Audio Analysis on an iPhone

Of the four main mobile platforms (Android, iOS, Blackberry and Windows Mobile) we have chosen to target iOS.  This was chosen due to the expertise of the developers on the project, and because iOS provides a native programming interface (API) for performing signal processing and linear algebra calculations.

In A picture of the challenge ahead you can see the main steps involved in identifying a bat call.  The 1st step major step in this is “(3) -Enable call isolation”

Enable call isolation

Fundamentally, an audio file is simply a long list of numbers specifying the amplitude of a sound wave over time.  If you imagine a sound wave moving through the air and hitting the magnet in a microphone, the amplitude is the distance from the origin that the magnet moves.

This is an analogue signal.  In order for a computer to process it, it needs to be converted to a digital representation.  This is called “sampling”, and is a measurement of the position of the microphone taken many times a second.  A theorem called the Nyquist sampling theorem states that in order to sample a signal of X Hz without significant loss of quality, you need to sample at 2X the frequency.  The limit of human hearing is approximately 20kHz, which hence requires a sample rate of approximately 40Khz.  This is why CDs are sampled at 44Khz.  i.e. each second of recording in a CD contains 44,000 measurements of the highest possible frequency contained in the recording.

A 10x “time expansion” bat detector would record 1sec of audio and play this back over 10sec.  For a Pipistrelle this would reduce it’s frequency from about 50kHz to 5Khz, which can be recorded by ordinary equipment with a sample rate of 44.1kHz.  Without the time expansion we would require specialist equipment that could sample at 100kHz.

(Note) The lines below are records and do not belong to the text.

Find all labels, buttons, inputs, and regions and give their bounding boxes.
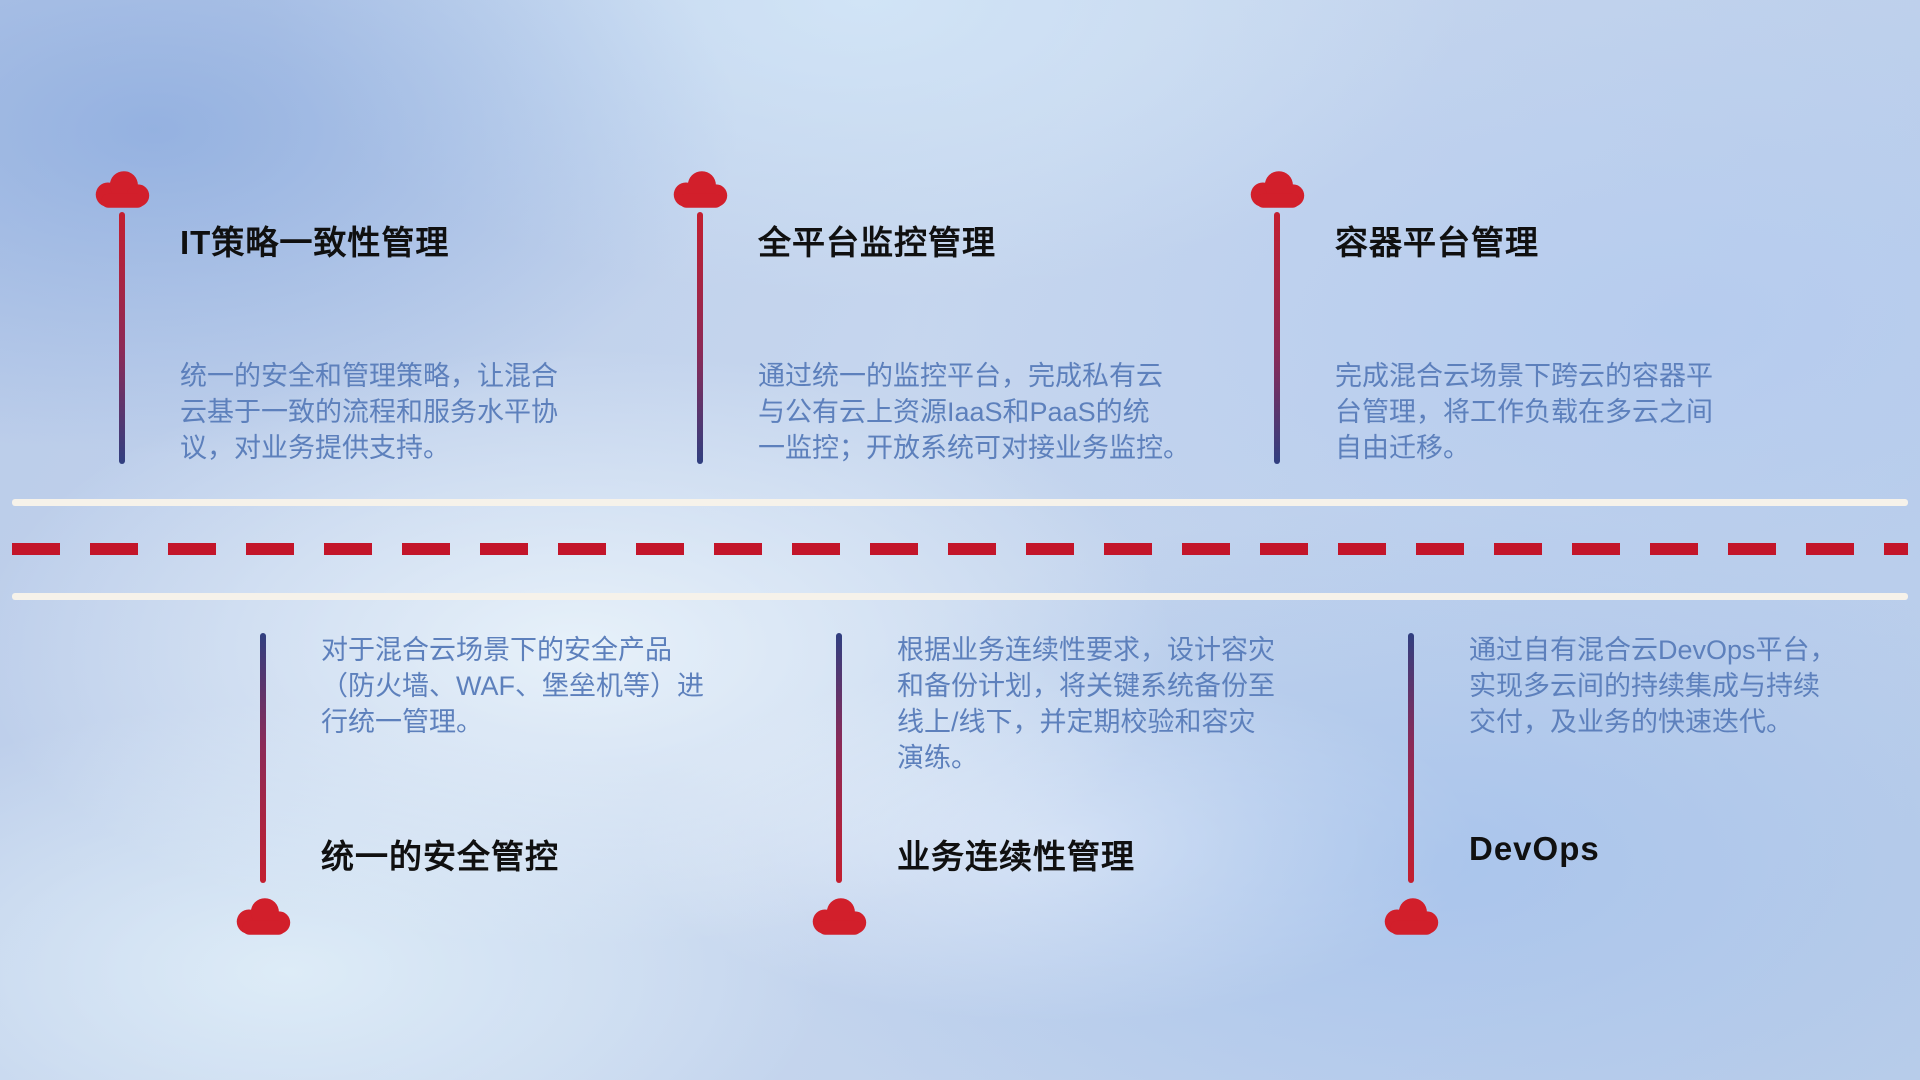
feature-title: IT策略一致性管理 [180,224,450,261]
feature-description: 统一的安全和管理策略，让混合 云基于一致的流程和服务水平协 议，对业务提供支持。 [180,361,558,463]
feature-item-container-platform: 容器平台管理 完成混合云场景下跨云的容器平 台管理，将工作负载在多云之间 自由迁… [1247,168,1847,498]
feature-description: 对于混合云场景下的安全产品 （防火墙、WAF、堡垒机等）进 行统一管理。 [321,635,704,737]
feature-description: 根据业务连续性要求，设计容灾 和备份计划，将关键系统备份至 线上/线下，并定期校… [897,635,1275,773]
cloud-icon [1384,898,1439,935]
feature-item-business-continuity: 根据业务连续性要求，设计容灾 和备份计划，将关键系统备份至 线上/线下，并定期校… [809,630,1409,970]
cloud-icon [236,898,291,935]
connector-line [697,212,703,464]
cloud-icon [673,171,728,208]
cloud-icon [95,171,150,208]
feature-description: 完成混合云场景下跨云的容器平 台管理，将工作负载在多云之间 自由迁移。 [1335,361,1713,463]
road-dashed-line [12,543,1908,555]
feature-item-devops: 通过自有混合云DevOps平台， 实现多云间的持续集成与持续 交付，及业务的快速… [1381,630,1920,970]
feature-item-it-policy: IT策略一致性管理 统一的安全和管理策略，让混合 云基于一致的流程和服务水平协 … [92,168,692,498]
connector-line [836,633,842,883]
feature-title: 统一的安全管控 [321,838,559,875]
connector-line [260,633,266,883]
cloud-icon [1250,171,1305,208]
road-line-top [12,499,1908,506]
connector-line [119,212,125,464]
cloud-icon [812,898,867,935]
connector-line [1408,633,1414,883]
feature-item-security-control: 对于混合云场景下的安全产品 （防火墙、WAF、堡垒机等）进 行统一管理。 统一的… [233,630,833,970]
feature-title: DevOps [1469,830,1600,867]
feature-description: 通过自有混合云DevOps平台， 实现多云间的持续集成与持续 交付，及业务的快速… [1469,635,1837,737]
feature-description: 通过统一的监控平台，完成私有云 与公有云上资源IaaS和PaaS的统 一监控；开… [758,361,1190,463]
feature-item-monitoring: 全平台监控管理 通过统一的监控平台，完成私有云 与公有云上资源IaaS和PaaS… [670,168,1270,498]
connector-line [1274,212,1280,464]
feature-title: 业务连续性管理 [897,838,1135,875]
road-line-bottom [12,593,1908,600]
feature-title: 容器平台管理 [1335,224,1539,261]
feature-title: 全平台监控管理 [758,224,996,261]
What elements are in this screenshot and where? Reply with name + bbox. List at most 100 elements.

Once we have our recording, we need to identify where within it there are actual bat calls.  We have a measurement of audio amplitude against time, which isn’t very easy to analyse.  We want to identify where there are certain frequency characteristics within this audio.  To convert from a time domain to a frequency domain we need to perform a Fourier transform.  Because we have digitally sampled data, we need a discrete Fourier transform, and we will use a quick form of this called a fast Fourier  transform (FFT).  Apple’s iOS provides a native API for performing FFTs and other linear alegebra.  We will be using this to process the time expanded bat calls and detect where within the audio there is a call.

The next blog posting will go into this in detail.